Namun menurutnya tingkat keparahannya berbeda-beda setiap daerah. Ia menuturkan, musim kemarau yang cukup lama menyebabkan kekeringan dan masyarakat sulit mendapatkan air untuk kebutuhan sehari-hari.
Gubernur Jabar, kata Deddy, telah mengimbau seluruh kepala daerah kota/kabupaten untuk menyuplai memenuhi kebutuhan air di daerahnya masing-masing.
“Segera koordinasi jika kekurangan air bersih, jangan sampai tidak ada air untuk minum,” katanya, Rabu (20/7/2017), dilansir Antara.
Menurutnya jangan sampai ditemukan ada warga sulit mendapatkan air bersih, yang akhirnya memaksakan diri mengonsumsi air kotor.
“Tidak baik untuk kesehatan (air kotor), nanti kalau tidak ada air akan disuplai,” katanya.
Ia menambahkan, selain kebutuhan air bersih bagi masyarakat, pemerintah daerah juga harus memenuhi kebutuhan air untuk areal pertanian.
Jika tidak ada pasokan air untuk lahan pertanian, kata dia, maka akan menimbulkan kerugian yang besar terhadap petani akibat gagal tanam maupun panen.

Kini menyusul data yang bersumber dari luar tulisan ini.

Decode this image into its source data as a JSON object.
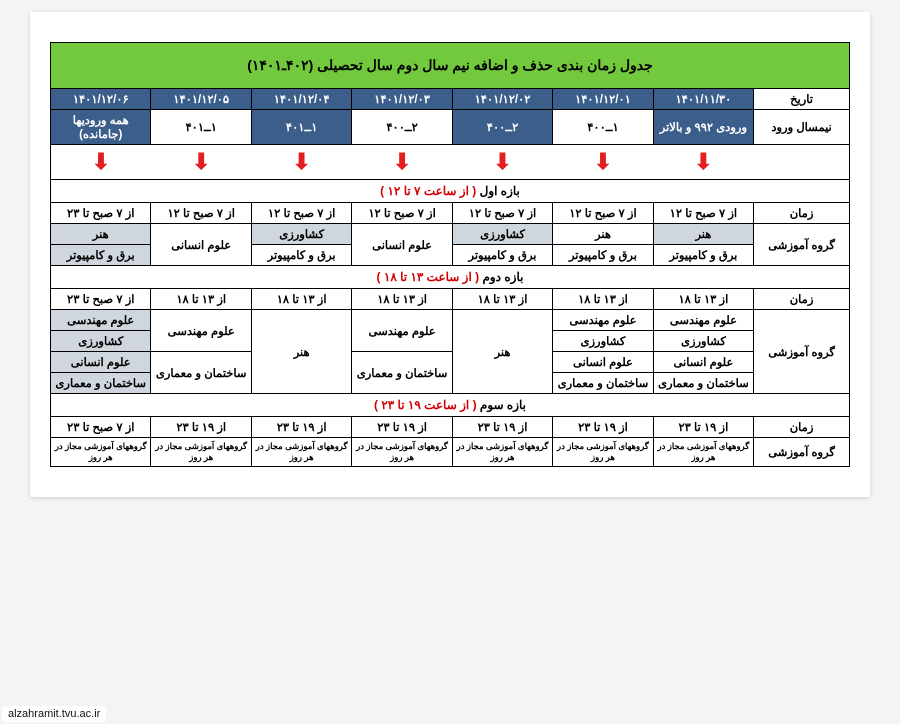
{
  "title": "جدول زمان بندی حذف و اضافه نیم سال دوم سال تحصیلی (۴۰۲ـ۱۴۰۱)",
  "watermark": "alzahramit.tvu.ac.ir",
  "header_labels": {
    "date": "تاریخ",
    "entry": "نیمسال ورود",
    "time": "زمان",
    "group": "گروه آموزشی"
  },
  "dates": [
    "۱۴۰۱/۱۱/۳۰",
    "۱۴۰۱/۱۲/۰۱",
    "۱۴۰۱/۱۲/۰۲",
    "۱۴۰۱/۱۲/۰۳",
    "۱۴۰۱/۱۲/۰۴",
    "۱۴۰۱/۱۲/۰۵",
    "۱۴۰۱/۱۲/۰۶"
  ],
  "entries": [
    "ورودی ۹۹۲ و بالاتر",
    "۱ــ۴۰۰",
    "۲ــ۴۰۰",
    "۲ــ۴۰۰",
    "۱ــ۴۰۱",
    "۱ــ۴۰۱",
    "همه ورودیها (جامانده)"
  ],
  "entry_style": [
    "dark",
    "label",
    "dark",
    "label",
    "dark",
    "label",
    "dark"
  ],
  "sections": [
    {
      "header_black": "بازه اول",
      "header_red": "( از ساعت ۷ تا ۱۲ )",
      "time_cells": [
        "از ۷ صبح تا ۱۲",
        "از ۷ صبح تا ۱۲",
        "از ۷ صبح تا ۱۲",
        "از ۷ صبح تا ۱۲",
        "از ۷ صبح تا ۱۲",
        "از ۷ صبح تا ۱۲",
        "از ۷ صبح تا ۲۳"
      ],
      "group_rows": [
        [
          {
            "text": "هنر",
            "cls": "gray-cell"
          },
          {
            "text": "هنر"
          },
          {
            "text": "کشاورزی",
            "cls": "gray-cell"
          },
          {
            "text": "علوم انسانی",
            "rowspan": 2
          },
          {
            "text": "کشاورزی",
            "cls": "gray-cell"
          },
          {
            "text": "علوم انسانی",
            "rowspan": 2
          },
          {
            "text": "هنر",
            "cls": "gray-cell"
          }
        ],
        [
          {
            "text": "برق و کامپیوتر"
          },
          {
            "text": "برق و کامپیوتر"
          },
          {
            "text": "برق و کامپیوتر"
          },
          {
            "text": "برق و کامپیوتر"
          },
          {
            "text": "برق و کامپیوتر",
            "cls": "gray-cell"
          }
        ]
      ],
      "group_rowspan": 2
    },
    {
      "header_black": "بازه دوم",
      "header_red": "( از ساعت ۱۳ تا ۱۸ )",
      "time_cells": [
        "از ۱۳ تا ۱۸",
        "از ۱۳ تا ۱۸",
        "از ۱۳ تا ۱۸",
        "از ۱۳ تا ۱۸",
        "از ۱۳ تا ۱۸",
        "از ۱۳ تا ۱۸",
        "از ۷ صبح تا ۲۳"
      ],
      "group_rows": [
        [
          {
            "text": "علوم مهندسی"
          },
          {
            "text": "علوم مهندسی"
          },
          {
            "text": "هنر",
            "rowspan": 4
          },
          {
            "text": "علوم مهندسی",
            "rowspan": 2
          },
          {
            "text": "هنر",
            "rowspan": 4
          },
          {
            "text": "علوم مهندسی",
            "rowspan": 2
          },
          {
            "text": "علوم مهندسی",
            "cls": "gray-cell"
          }
        ],
        [
          {
            "text": "کشاورزی"
          },
          {
            "text": "کشاورزی"
          },
          {
            "text": "کشاورزی",
            "cls": "gray-cell"
          }
        ],
        [
          {
            "text": "علوم انسانی"
          },
          {
            "text": "علوم انسانی"
          },
          {
            "text": "ساختمان و معماری",
            "rowspan": 2
          },
          {
            "text": "ساختمان و معماری",
            "rowspan": 2
          },
          {
            "text": "علوم انسانی",
            "cls": "gray-cell"
          }
        ],
        [
          {
            "text": "ساختمان و معماری"
          },
          {
            "text": "ساختمان و معماری"
          },
          {
            "text": "ساختمان و معماری",
            "cls": "gray-cell"
          }
        ]
      ],
      "group_rowspan": 4
    },
    {
      "header_black": "بازه سوم",
      "header_red": "( از ساعت ۱۹ تا ۲۳ )",
      "time_cells": [
        "از ۱۹ تا ۲۳",
        "از ۱۹ تا ۲۳",
        "از ۱۹ تا ۲۳",
        "از ۱۹ تا ۲۳",
        "از ۱۹ تا ۲۳",
        "از ۱۹ تا ۲۳",
        "از ۷ صبح تا ۲۳"
      ],
      "group_rows": [
        [
          {
            "text": "گروههای آموزشی مجاز در هر روز",
            "cls": "small-text"
          },
          {
            "text": "گروههای آموزشی مجاز در هر روز",
            "cls": "small-text"
          },
          {
            "text": "گروههای آموزشی مجاز در هر روز",
            "cls": "small-text"
          },
          {
            "text": "گروههای آموزشی مجاز در هر روز",
            "cls": "small-text"
          },
          {
            "text": "گروههای آموزشی مجاز در هر روز",
            "cls": "small-text"
          },
          {
            "text": "گروههای آموزشی مجاز در هر روز",
            "cls": "small-text"
          },
          {
            "text": "گروههای آموزشی مجاز در هر روز",
            "cls": "small-text"
          }
        ]
      ],
      "group_rowspan": 1
    }
  ]
}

Deddy juga berharap, bencana kekeringan di Jabar harus menjadi pembelajaran bagi seluruh masyarakat dengan selalu menjaga lingkungan dan mata air.
“Kekeringan kan karena daerah resapan air berkurang, debit air turun saat kemarau, air sungai juga kotor karena banyak yang buang sampah dan limbah,” katanya.